If the grievance remains unresolved, Al Bahar begins, as a last resort, legal proceedings. And court fees alone can prove expensive; plaintiffs in Dubai pay 7.5 per cent of the amount they claim they are owed, and Abu Dhabi claimants pay 4.5 per cent. All documents relating to the conflict must be translated into Arabic, which costs between Dh60 and Dh70 per page, while lawyer fees also add to the expenditure. If that isn’t enough to put people off, then the claimant may have to foot the debtor’s portion of the bill if the case goes in the latter’s favour.
Financial costs aside, claimants should also consider the time and effort needed to fight a case in local courts. Compiling all invoices and documentation and sending them to the court can take between 10 and 20 days, with a further 10 days needed for translating paperwork into Arabic. At this point, Al Bahar registers the case at court and awaits a hearing date. In the meantime, the debtor is notified about the proceedings and given a chance to put a case together.

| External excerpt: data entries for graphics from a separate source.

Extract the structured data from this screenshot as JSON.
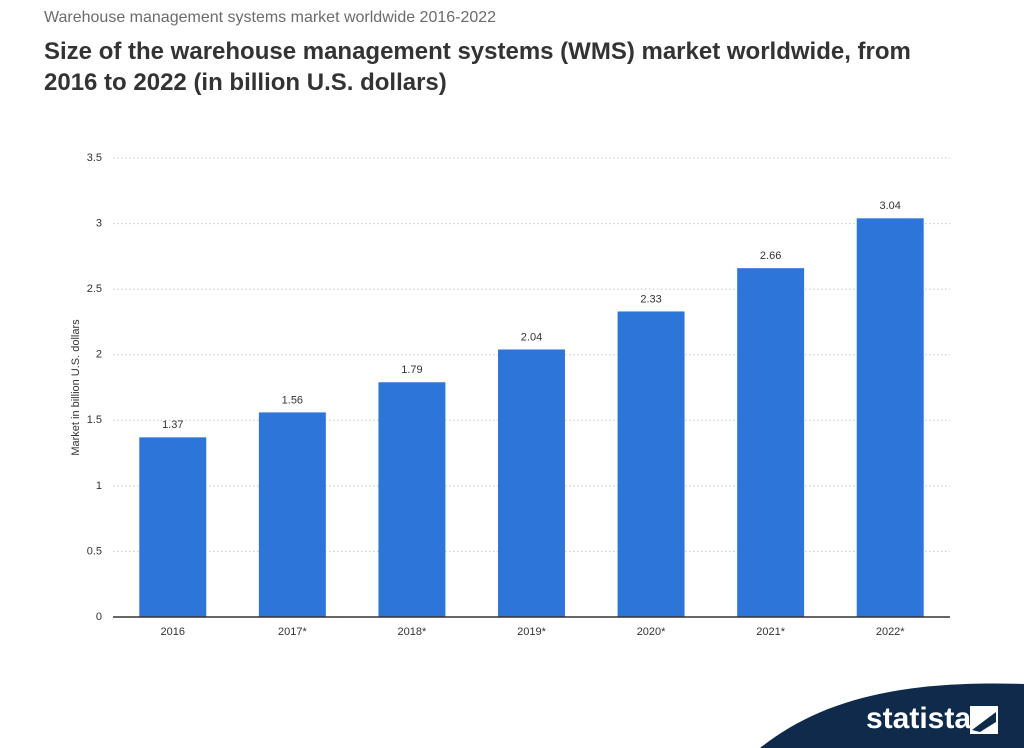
{
  "logo": "statista",
  "chart_data": {
    "type": "bar",
    "subtitle": "Warehouse management systems market worldwide 2016-2022",
    "title": "Size of the warehouse management systems (WMS) market worldwide, from 2016 to 2022 (in billion U.S. dollars)",
    "y_label": "Market in billion U.S. dollars",
    "categories": [
      "2016",
      "2017*",
      "2018*",
      "2019*",
      "2020*",
      "2021*",
      "2022*"
    ],
    "values": [
      1.37,
      1.56,
      1.79,
      2.04,
      2.33,
      2.66,
      3.04
    ],
    "color": "#2e75d9",
    "ylim": [
      0,
      3.5
    ],
    "yticks": [
      0,
      0.5,
      1,
      1.5,
      2,
      2.5,
      3,
      3.5
    ],
    "grid": true
  }
}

If the dispute reaches this stage, Al Bahar will have phoned the debtor to explain the situation in a friendly manner before serving legal notices. “The debtors sometimes call us liars, say they want to negotiate, or tell us the disputed amount isn’t right,” Mr Siddiqui says. “We get letters and calls denying everything, so we tell them to come for a meeting to clear up the matter.”
Remaining polite and courteous may be Al Bahar’s approach, but it’s certainly not how at least one UAE bank operates, according to an unhappy customer. An Australian woman, who wishes to remain anonymous, claims she and her husband were recently “hassled” by HSBC after their current account went overdrawn by Dh37.
“We had three calls from the bank to make sure we put the money back,” she says.
The Dubai-based woman, who has lived in the emirate for three years, adds the matter was quickly settled after she transferred funds from the savings to current account. But she did not appreciate receiving “irritating” calls for such a small amount.
Last month Shayne Nelson, chief executive of Standard Chartered bank, said that local banks were struggling to cope with a near $11 billion liquidity shortfall from unsecured loans – perhaps explaining HSBC’s urgency to recoup Dh37.
While local banks have no intention of letting customers walk away without making good on their debts, Al Bahar’s Mr Ajjour suggests some creditors may be better off doing just that. In some cases, claimants are hoping for a quick payout of their money from debtors to pay rent or put food on the table. But with high legal costs and lengthy court proceedings, he believes it’s sometimes easier to walk away.
If you still want to do all you can to try to recoup your money, even if it has fled the country, Mr Ajjour does have connections abroad.
“We do chase people even if they have left the UAE,” he says. In criminal cases in which someone has procured cash through false pretences, Al Bahar hands matters over to Interpol, the international crime organisation. The more straightforward and non-criminal disputes often involve businesses outside this region that haven’t paid invoices to UAE-based companies in a timely manner.
“It takes time [to recoup debt from companies outside the UAE] which is not ideal if you need money to live on here,” he says. “If, for example, someone takes Dh100,000 from you and leaves, you can go to a lawyer, but the costs will soon start mounting up, so it might be better to forget it.”